Di primo acchito si resta fulminati dall’insieme, ben calibrato anche nei colori oltre che nei volumi, tanto che l’esempio del pittore tedesco naturalizzato inglese dovrà esser servito al fotografo fiorentino anche per scegliere i pantoni dal tappezziere o le tinte con l’imbianchino. Poi, guardando meglio, quando l’occhio s’abitua alla luce a tratti bassa o artificiale di certe lampade (a petrolio?), poste in testa a vasi Imari dalle basi di bronzo dorato, ci s’accorge che non è solo buon arredo, ma che c’è anche Sostanza (per usare il nome della Trattoria fiorentina che a noi più sta a cuore, detta, tra gli amici, “Il Troia”).
E questo ancor prima di essere saliti al piano di sopra che, anziché ospitare il ristorante Haussner, come nel racconto di Praz («le cui pareti son coperte da cima a fondo di quadri d’ogni genere»), ospita raccolte che, per esser digerite, necessitano di palati e stomaci ancor più fini, come quelle vetrine stipate di preziosi oggetti da Wunderkammer «appoggiati a cavalletti, a busti, a mappamondi, mescolati con monete, conchiglie, astrolabi, scimmie, cani, cannocchiali, compassi», avrebbe assicurato Praz, mentre qui son coralli, avori, coppe ricavate da noci di cocco incise, gusci di nautili, carapaci di testuggini marine e calchi di gesso bianchi e rossi a profusione, a replicare in miniatura un museo universale d’antichità greche e romane, quasi per timore che qualcosa possa essere sfuggito.
«La vista, Dio mio, ne esce malata dal troppo vedere» (ancora Praz).
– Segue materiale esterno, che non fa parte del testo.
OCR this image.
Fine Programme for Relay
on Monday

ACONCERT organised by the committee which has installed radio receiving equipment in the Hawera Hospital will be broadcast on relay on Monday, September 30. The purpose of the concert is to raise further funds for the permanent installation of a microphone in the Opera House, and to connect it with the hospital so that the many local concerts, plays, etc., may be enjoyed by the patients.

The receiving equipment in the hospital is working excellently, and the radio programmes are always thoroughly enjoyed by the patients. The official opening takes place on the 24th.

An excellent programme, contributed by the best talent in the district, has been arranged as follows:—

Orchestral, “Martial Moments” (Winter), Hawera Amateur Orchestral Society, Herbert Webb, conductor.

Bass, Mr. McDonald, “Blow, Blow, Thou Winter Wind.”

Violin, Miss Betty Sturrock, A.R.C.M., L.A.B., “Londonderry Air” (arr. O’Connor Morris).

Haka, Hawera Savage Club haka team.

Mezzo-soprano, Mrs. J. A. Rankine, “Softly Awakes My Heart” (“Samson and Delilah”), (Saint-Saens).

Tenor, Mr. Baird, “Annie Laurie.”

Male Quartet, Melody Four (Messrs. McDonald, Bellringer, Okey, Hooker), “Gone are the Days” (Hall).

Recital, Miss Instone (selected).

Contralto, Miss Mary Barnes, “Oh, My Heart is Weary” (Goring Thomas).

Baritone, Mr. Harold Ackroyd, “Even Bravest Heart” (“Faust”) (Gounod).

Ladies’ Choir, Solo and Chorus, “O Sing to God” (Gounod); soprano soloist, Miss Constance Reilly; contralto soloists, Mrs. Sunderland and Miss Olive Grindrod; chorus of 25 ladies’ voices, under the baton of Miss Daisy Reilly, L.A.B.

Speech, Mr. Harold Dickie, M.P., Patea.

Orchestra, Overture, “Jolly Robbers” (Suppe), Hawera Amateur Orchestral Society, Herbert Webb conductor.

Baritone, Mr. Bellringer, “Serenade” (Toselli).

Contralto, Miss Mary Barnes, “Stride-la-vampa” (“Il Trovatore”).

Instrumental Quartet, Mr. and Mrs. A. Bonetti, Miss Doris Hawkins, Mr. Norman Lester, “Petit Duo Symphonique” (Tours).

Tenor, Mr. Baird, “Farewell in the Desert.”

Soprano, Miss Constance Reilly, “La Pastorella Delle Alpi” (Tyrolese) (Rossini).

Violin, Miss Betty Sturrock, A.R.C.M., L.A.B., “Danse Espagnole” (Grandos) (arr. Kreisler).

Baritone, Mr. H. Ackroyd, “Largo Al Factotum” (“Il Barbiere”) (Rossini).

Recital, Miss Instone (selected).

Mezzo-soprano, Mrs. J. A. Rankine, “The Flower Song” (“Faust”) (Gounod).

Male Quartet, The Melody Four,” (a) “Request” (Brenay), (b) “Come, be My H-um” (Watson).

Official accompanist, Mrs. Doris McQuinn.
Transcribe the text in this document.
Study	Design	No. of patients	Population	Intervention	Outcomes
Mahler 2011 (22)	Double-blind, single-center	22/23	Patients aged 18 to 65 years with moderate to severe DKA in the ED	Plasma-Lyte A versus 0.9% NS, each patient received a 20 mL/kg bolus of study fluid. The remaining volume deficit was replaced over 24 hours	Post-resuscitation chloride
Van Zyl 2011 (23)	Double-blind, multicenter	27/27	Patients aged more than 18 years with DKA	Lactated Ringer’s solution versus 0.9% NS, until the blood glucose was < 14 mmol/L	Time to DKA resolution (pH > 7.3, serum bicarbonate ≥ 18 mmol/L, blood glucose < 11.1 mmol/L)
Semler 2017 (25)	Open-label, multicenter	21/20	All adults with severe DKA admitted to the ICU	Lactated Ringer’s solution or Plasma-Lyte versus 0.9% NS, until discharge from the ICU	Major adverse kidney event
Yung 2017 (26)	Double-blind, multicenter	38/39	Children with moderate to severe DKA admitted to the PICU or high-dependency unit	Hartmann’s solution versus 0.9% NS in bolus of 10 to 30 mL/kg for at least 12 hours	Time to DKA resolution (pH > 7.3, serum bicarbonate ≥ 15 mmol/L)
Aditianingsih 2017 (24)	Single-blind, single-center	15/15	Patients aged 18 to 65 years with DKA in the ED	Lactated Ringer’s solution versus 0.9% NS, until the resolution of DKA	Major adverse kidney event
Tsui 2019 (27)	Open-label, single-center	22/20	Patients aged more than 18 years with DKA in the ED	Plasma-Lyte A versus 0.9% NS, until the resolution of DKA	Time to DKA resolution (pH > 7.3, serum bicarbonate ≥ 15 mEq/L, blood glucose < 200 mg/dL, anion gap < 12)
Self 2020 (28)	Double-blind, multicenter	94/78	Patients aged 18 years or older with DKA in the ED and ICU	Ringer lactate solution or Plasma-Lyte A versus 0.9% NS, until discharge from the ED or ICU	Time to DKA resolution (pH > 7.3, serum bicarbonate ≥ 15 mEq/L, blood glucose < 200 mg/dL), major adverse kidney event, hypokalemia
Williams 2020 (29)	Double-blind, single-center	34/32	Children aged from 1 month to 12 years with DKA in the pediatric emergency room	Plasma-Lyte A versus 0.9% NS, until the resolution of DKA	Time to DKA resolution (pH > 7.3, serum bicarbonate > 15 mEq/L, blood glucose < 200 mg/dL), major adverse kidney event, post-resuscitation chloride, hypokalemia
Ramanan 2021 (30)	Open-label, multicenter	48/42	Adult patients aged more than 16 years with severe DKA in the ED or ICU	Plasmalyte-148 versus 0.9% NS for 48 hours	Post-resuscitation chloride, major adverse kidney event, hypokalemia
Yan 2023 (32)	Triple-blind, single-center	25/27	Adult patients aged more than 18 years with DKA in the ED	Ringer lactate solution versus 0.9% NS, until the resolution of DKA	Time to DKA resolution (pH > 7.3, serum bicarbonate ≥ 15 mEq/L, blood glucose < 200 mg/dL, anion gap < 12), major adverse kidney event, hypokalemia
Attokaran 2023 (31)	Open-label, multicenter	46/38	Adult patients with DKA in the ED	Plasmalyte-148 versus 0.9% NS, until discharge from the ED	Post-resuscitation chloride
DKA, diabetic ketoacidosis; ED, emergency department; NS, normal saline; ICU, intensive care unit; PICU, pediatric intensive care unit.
Se esistesse il termine sarebbe la cupio possidendi, morbo tutt’altro che raro e che, spesso, affligge chi patisce il bello. Ignoro se sia trasmissibile, dovrei parlarne col mio medico curante (quello, però, che cura i souci della testa e non i guai del corpo), ma se lo fosse, di sicuro chi visitasse la magione fiorentina del grande fotografo d'interni [qui link al suo sito; ndr] potrebbe rimanerne seriamente contagiato.